Angela Chao has denied that Foremost has received $300 million in loans from a bank run by the Chinese government, the Export-Import Bank of China, or China Eximbank. The Times says the money extended until 2015. A detailed map shows that most of the ship routes lead back to China.

Last week attention focused on Chao when she failed to divest from her stock in a construction-materials company, Vulcan Materials Co., although she promised to divest herself when she was confirmed as U.S. transportation secretary in 2017. The company increased in value dramatically since she took the position in the Trump administration.

According to the Kentucky Courier-Journal:

“Ethics experts say that Chao’s ownership of the stock doesn’t present a legal conflict of interest, but they say it doesn’t look good to have the transportation secretary profiting from a company that does business with her cabinet — even if she does as she has promised and recuses herself from all matters involving Vulcan.”

Meanwhile, Senator McConnell is seeing a windfall from Russia, with an investment of $200 million in Kentucky from Russian oligarch Oleg Deripaska’s aluminum company Rusal and Braidy Industries, Inc., a U.S-based holding company. That investment came soon after McConnell used his position to ensure sanctions against Rusal were lifted despite everything Trump-Russia dominating the news.

These deep connections to the top of the Chinese government outlined in the Times article are obviously alarming but Chao failed to disclose them in her confirmation hearing.

“With Mr. Trump’s election, Ms. Chao was asked to join the administration. During her confirmation hearing, she did not discuss her family’s extensive ties to the Chinese maritime industry, and she did not disclose the various Chinese accolades she had received. The Senate’s written questionnaire requires nominees to list all honorary positions.”

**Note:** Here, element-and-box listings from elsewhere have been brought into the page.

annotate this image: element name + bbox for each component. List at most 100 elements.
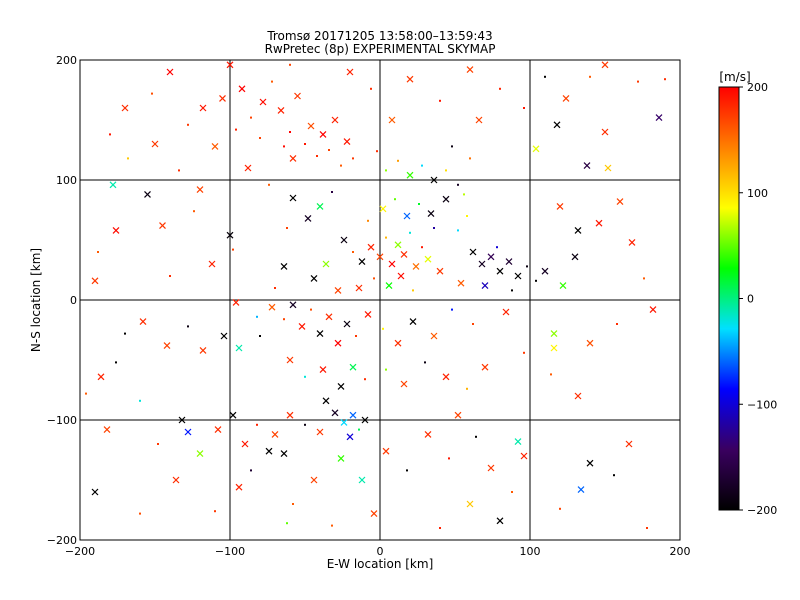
data-point-dot bbox=[151, 92, 153, 95]
data-point-cross bbox=[208, 260, 216, 268]
data-point-cross bbox=[601, 128, 609, 136]
data-point-dot bbox=[328, 149, 330, 151]
data-point-cross bbox=[427, 210, 435, 218]
data-point-dot bbox=[421, 164, 423, 167]
data-point-dot bbox=[613, 474, 615, 477]
data-point-cross bbox=[322, 260, 330, 268]
data-point-dot bbox=[85, 392, 87, 395]
data-point-dot bbox=[526, 265, 528, 268]
data-point-dot bbox=[250, 469, 252, 472]
data-point-cross bbox=[121, 104, 129, 112]
data-point-cross bbox=[280, 450, 288, 458]
data-point-cross bbox=[355, 284, 363, 292]
data-point-cross bbox=[289, 154, 297, 162]
data-point-cross bbox=[442, 373, 450, 381]
data-point-dot bbox=[433, 227, 435, 229]
data-point-cross bbox=[109, 181, 117, 189]
y-axis: −200 −100 0 100 200 bbox=[47, 54, 86, 547]
data-point-cross bbox=[304, 214, 312, 222]
data-point-dot bbox=[364, 378, 366, 381]
data-point-cross bbox=[319, 366, 327, 374]
data-point-dot bbox=[316, 155, 318, 157]
colorbar-label: [m/s] bbox=[719, 70, 750, 84]
data-point-cross bbox=[199, 346, 207, 354]
data-point-dot bbox=[616, 323, 618, 325]
data-point-cross bbox=[331, 409, 339, 417]
data-point-dot bbox=[643, 277, 645, 280]
data-point-dot bbox=[352, 157, 354, 160]
data-point-cross bbox=[271, 430, 279, 438]
data-point-dot bbox=[418, 203, 420, 205]
data-point-dot bbox=[475, 435, 477, 438]
data-point-cross bbox=[316, 428, 324, 436]
grid-lines bbox=[80, 60, 680, 540]
data-point-cross bbox=[616, 198, 624, 206]
data-point-cross bbox=[319, 130, 327, 138]
data-point-cross bbox=[454, 411, 462, 419]
data-point-cross bbox=[244, 164, 252, 172]
data-point-cross bbox=[385, 282, 393, 290]
data-point-cross bbox=[436, 267, 444, 275]
x-tick-label: 0 bbox=[377, 545, 384, 558]
data-point-dot bbox=[250, 116, 252, 119]
data-point-cross bbox=[286, 411, 294, 419]
data-point-cross bbox=[397, 272, 405, 280]
data-point-cross bbox=[388, 116, 396, 124]
data-point-cross bbox=[574, 392, 582, 400]
data-point-cross bbox=[550, 344, 558, 352]
data-point-cross bbox=[112, 226, 120, 234]
data-point-cross bbox=[559, 282, 567, 290]
data-point-dot bbox=[373, 277, 375, 280]
data-point-cross bbox=[349, 411, 357, 419]
data-point-dot bbox=[535, 279, 537, 282]
data-point-cross bbox=[403, 212, 411, 220]
chart-title: Tromsø 20171205 13:58:00–13:59:43 bbox=[266, 29, 492, 43]
data-point-dot bbox=[637, 80, 639, 83]
data-point-dot bbox=[97, 251, 99, 253]
data-point-dot bbox=[340, 164, 342, 167]
data-point-dot bbox=[466, 215, 468, 217]
data-point-dot bbox=[310, 308, 312, 311]
data-point-cross bbox=[97, 373, 105, 381]
colorbar-tick-label: 0 bbox=[747, 293, 754, 306]
data-point-cross bbox=[394, 339, 402, 347]
data-point-cross bbox=[340, 236, 348, 244]
data-point-cross bbox=[466, 500, 474, 508]
data-point-cross bbox=[430, 176, 438, 184]
data-point-dot bbox=[385, 169, 387, 172]
data-point-cross bbox=[184, 428, 192, 436]
data-point-cross bbox=[139, 318, 147, 326]
colorbar-scale bbox=[718, 86, 740, 511]
data-point-cross bbox=[91, 488, 99, 496]
data-point-cross bbox=[475, 116, 483, 124]
data-point-dot bbox=[439, 527, 441, 529]
data-point-dot bbox=[286, 227, 288, 229]
data-point-cross bbox=[514, 438, 522, 446]
data-point-cross bbox=[259, 98, 267, 106]
data-point-cross bbox=[343, 320, 351, 328]
data-point-cross bbox=[481, 363, 489, 371]
data-point-cross bbox=[649, 306, 657, 314]
data-point-cross bbox=[277, 106, 285, 114]
data-point-cross bbox=[496, 267, 504, 275]
data-point-dot bbox=[289, 131, 291, 133]
data-point-cross bbox=[604, 164, 612, 172]
x-tick-label: −100 bbox=[215, 545, 245, 558]
data-point-dot bbox=[178, 169, 180, 172]
data-point-cross bbox=[358, 258, 366, 266]
x-axis: −200 −100 0 100 200 bbox=[65, 534, 691, 558]
data-point-cross bbox=[310, 476, 318, 484]
data-point-cross bbox=[229, 411, 237, 419]
data-point-cross bbox=[466, 66, 474, 74]
data-point-cross bbox=[514, 272, 522, 280]
data-point-dot bbox=[274, 287, 276, 289]
data-point-cross bbox=[289, 194, 297, 202]
data-point-cross bbox=[334, 339, 342, 347]
data-point-dot bbox=[331, 191, 333, 193]
data-point-cross bbox=[325, 313, 333, 321]
data-point-dot bbox=[511, 289, 513, 292]
data-point-dot bbox=[439, 99, 441, 102]
data-point-dot bbox=[589, 75, 591, 78]
data-point-dot bbox=[523, 107, 525, 109]
data-point-cross bbox=[457, 279, 465, 287]
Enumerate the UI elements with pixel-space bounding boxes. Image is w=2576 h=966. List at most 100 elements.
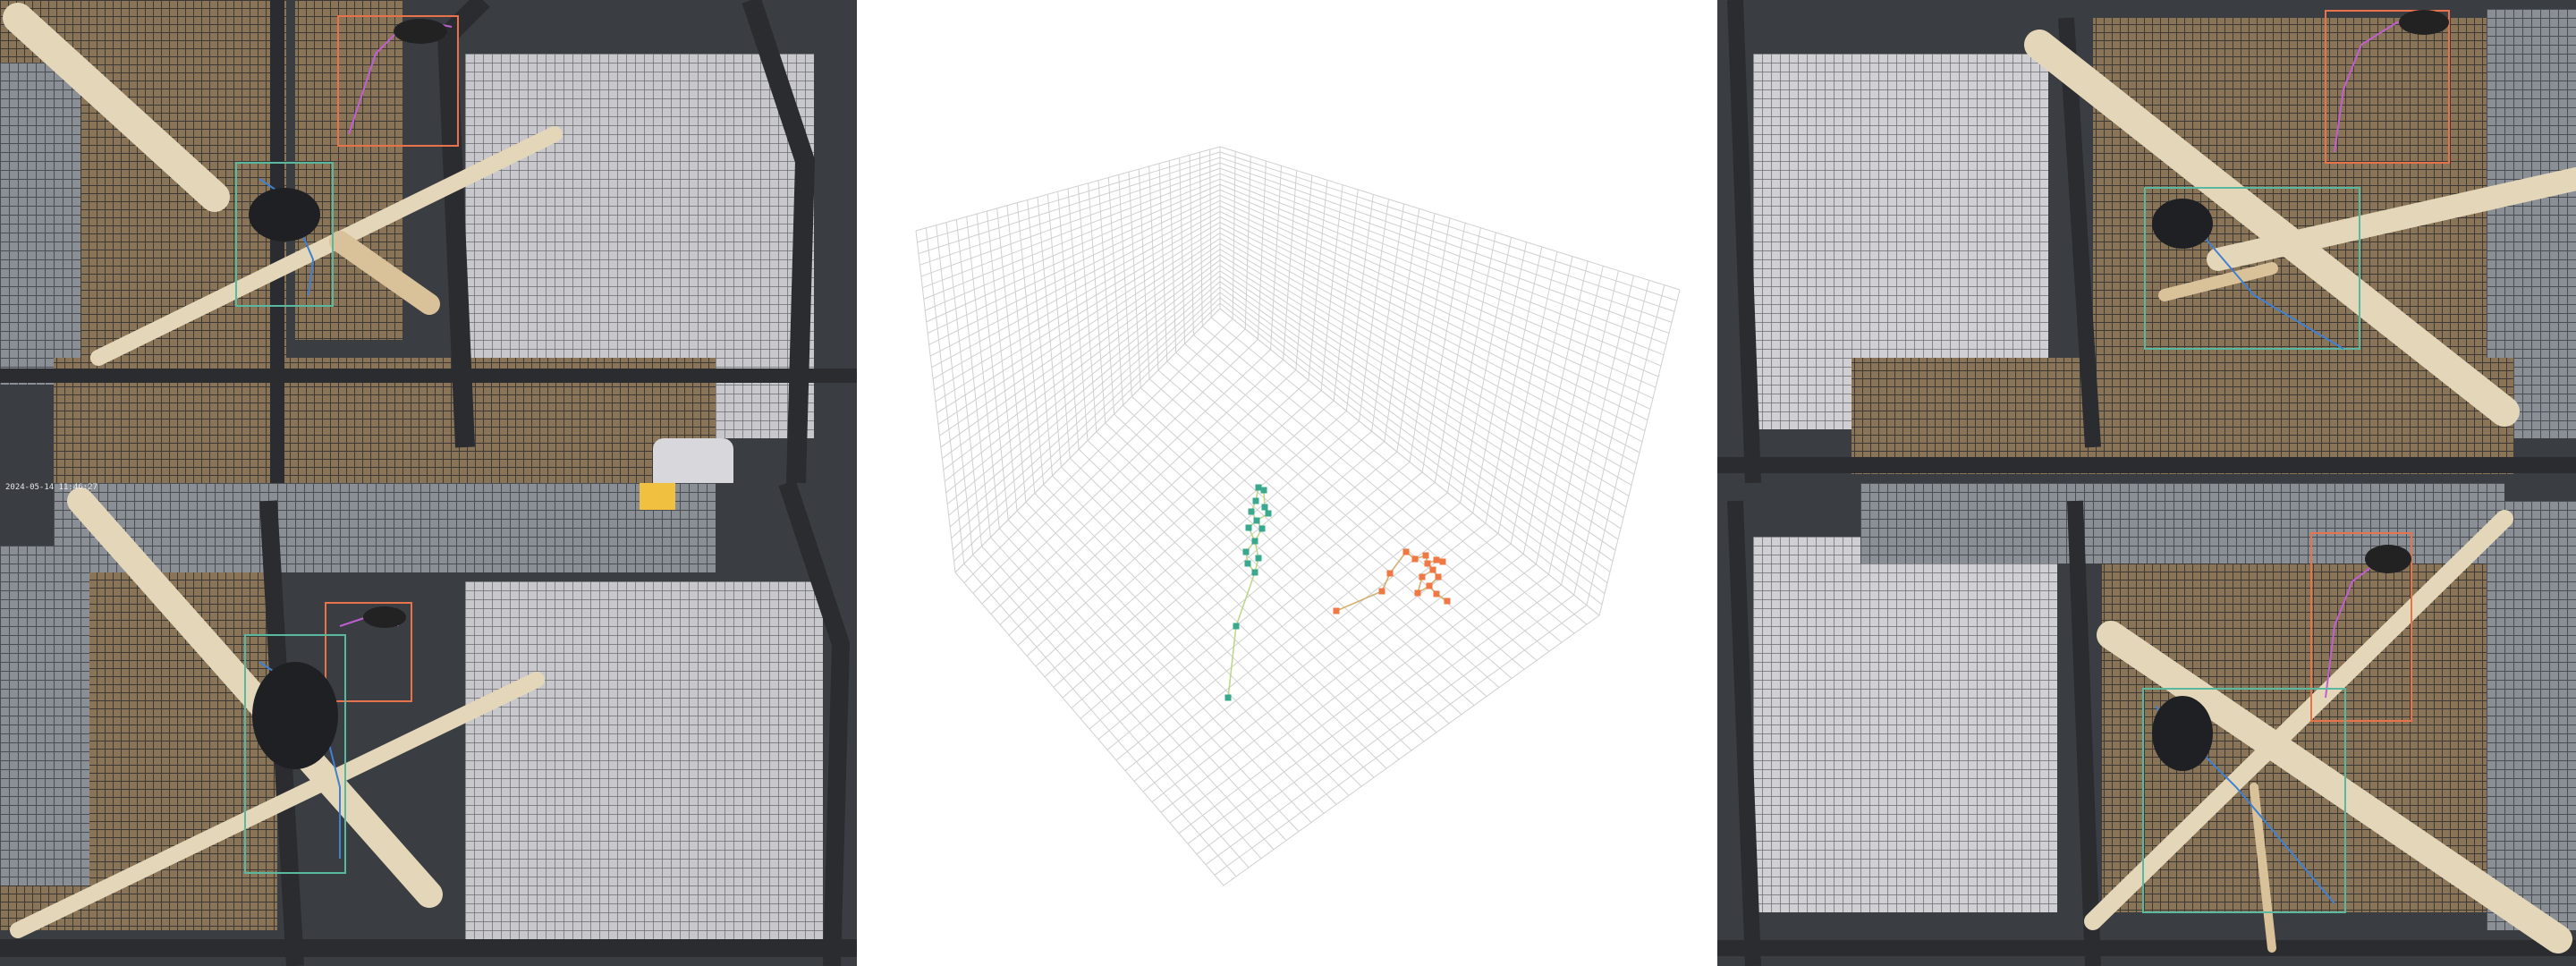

The Transportation Department spokesman said, “It was an oversight.”

The Chao family has been particularly profitable for Mitch McConnell, who rose quickly to become one of the wealthiest senators thanks to their extravagant gifts. Chao’s extended family have been top contributors to the Republican Party of Kentucky for decades.

“In all, from 1989 through 2018, 13 members of the extended Chao family gave a combined $1.66 million to Republican candidates and committees, including $1.1 million to Mr. McConnell and political action committees tied to him, according to F.E.C. records.”

So when Chao apparently tried to bring a family member along on her first scheduled visit to China as a Trump cabinet member, it raised ethical questions from an official at the American Embassy in Beijing. A former State Department official called it “alarmingly inappropriate.”

While serving as Transportation Secretary, she has presided over reduced federal funding for programs that support the shipbuilding industry and ships that operate under American flags, even though America’s shipping industry struggles to compete with China.

Three ways Elaine Chao seemed to undermine the American shipping industry:

“The agency budget in 2017 and 2018 also proposed reducing annual grants for the Maritime Security Program, which help American ships pay crews and cover the cost of meeting safety and training requirements.

It also moved in the last three years to eliminate new funding for a grant program that helps small shipyards stay in business, as well as a program that provides loan guarantees for the construction or reconstruction of American-flagged vessels.”

The Times noted that Chao has not issued a detailed strategic plan for stabilizing the United States’ shrinking fleet. As Trump’s trade war with China escalates it seems doubtful that such a plan would be implemented in the near future.

Is it her fault or Trump’s fault? Who can say?

Elaine Chao traveled to China last April without family members present, but she for some reason chose to fly on a Chinese state airline instead of an American carrier although a United flight would have been less expensive.

Although this seems to be just typical behavior for the Trump administration, these are all red flags that would stand out like a sore thumb were it not for the constant ethical issues from today’s Washington.